Plasmodium relictum stands out due to its ubiquitous distribution and extensive range of avian hosts and mosquito vectors. Within this species, five lineages (pSGS1, pGRW4, pGRW11, pLZFUS01, and pPHCOL01) were identified and partially characterized. These closely related lineages are indistinct morphologically and often cannot be differentiated using vector or blood stage morphology (Valkiunas et al. 2018). Unlike most other Plasmodium parasites, transmission of P. relictum pSGS1 takes place as far north as northern Norway (Marzal et al. 2011). In Europe, the findings of the lineage pGRW04 are restricted to tropical migratory birds after they return from winter quarters, suggesting the absence of active transmission on breeding grounds (Martínez-de la Puente et al. 2021). The reported differences in geographical distribution of the lineages pSGS1 and pGRW11 on the one hand and pGRW04 on the other are difficult to explain bearing in mind the enormously broad range of their susceptible avian hosts and globally distributed mosquito vector species, such as Culex pipiens and Culex quinquefasciatus. Looking at partial sequences of merozoite surface protein 1 (msp1) gene revealed differences in five alleles were revealed between the lineage pGRW04 and the lineages pSGS1 and pGRW11, suggesting the lack of gene flow between those parasites (Hellgren et al. 2015). Furthermore, preliminary observations indicate that several European bird species can resist pGRW04 strains, which were isolated from African migrating Great read warblers Acrocephalus arundinaceus (Dimitrov et al. 2015). This data indicates that the lineages pSGS1, pGRW4, pGRW11, pLZFUS01, and pPHCOL01 might belong to the same P. relictum morphotype, but some of them also might represent cryptic species of the P. relictum group. Phylogenetic analysis of whole mitochondrial genomes previously contained only sequences of pSGS1 (KY653773) and pGRW11 (KY653772). This study’s phylogenetic tree now includes data from pGRW04 and the quite similar pFOUMAD03 (21 bp difference of a total of 5997 bp). The branch containing sequences of pSGS1 and pGRW11 appears as sister-clade to the branch of pGRW04 and pFOUMAD03. Based on the concatenated sequence of protein coding genes (3317 bp), the lineages differ in 43–52 base pairs. Because of this clear separation of pGRW04 from pSGS1 in terms of genetic data and transmission areas, it is strongly suggested that these lineages be considered cryptic species.

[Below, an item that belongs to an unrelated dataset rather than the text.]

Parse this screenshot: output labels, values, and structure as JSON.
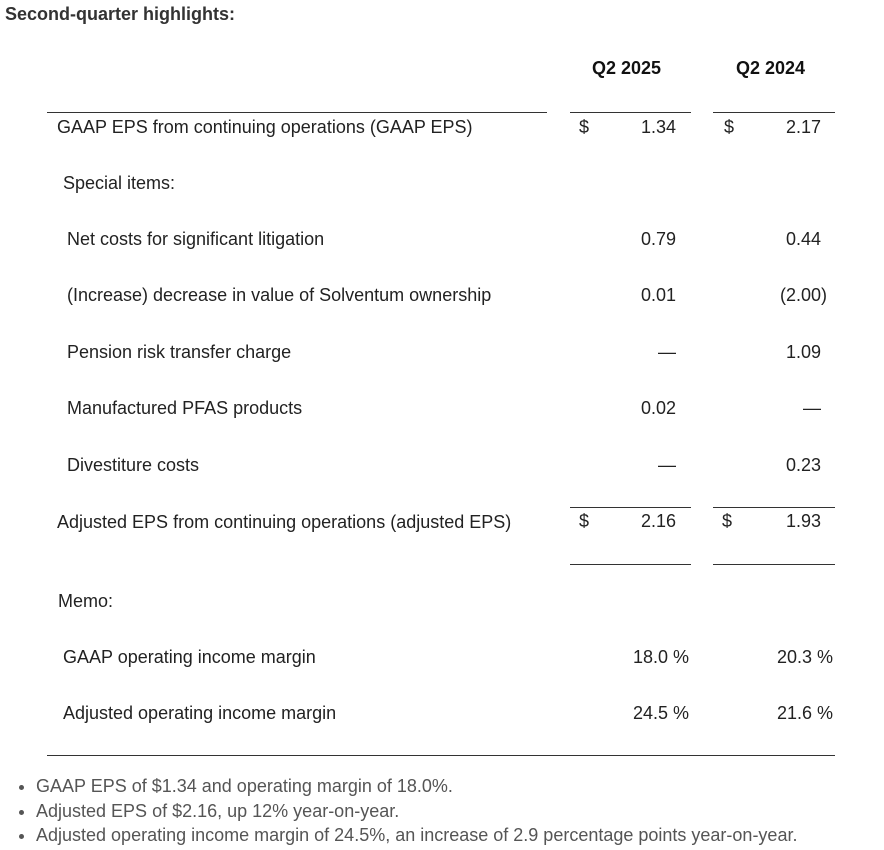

In summary, our newly introduced PCR protocol enables the amplification of complete mitochondrial genomes from avian haemosporidian parasites. The assay provides a streamlined approach to obtaining extensive genetic data even from single-infected wild bird samples with mild parasitemia. This dataset proves pivotal for future phylogenetic analyses and species delimitation, as exemplified by our findings for pGRW04.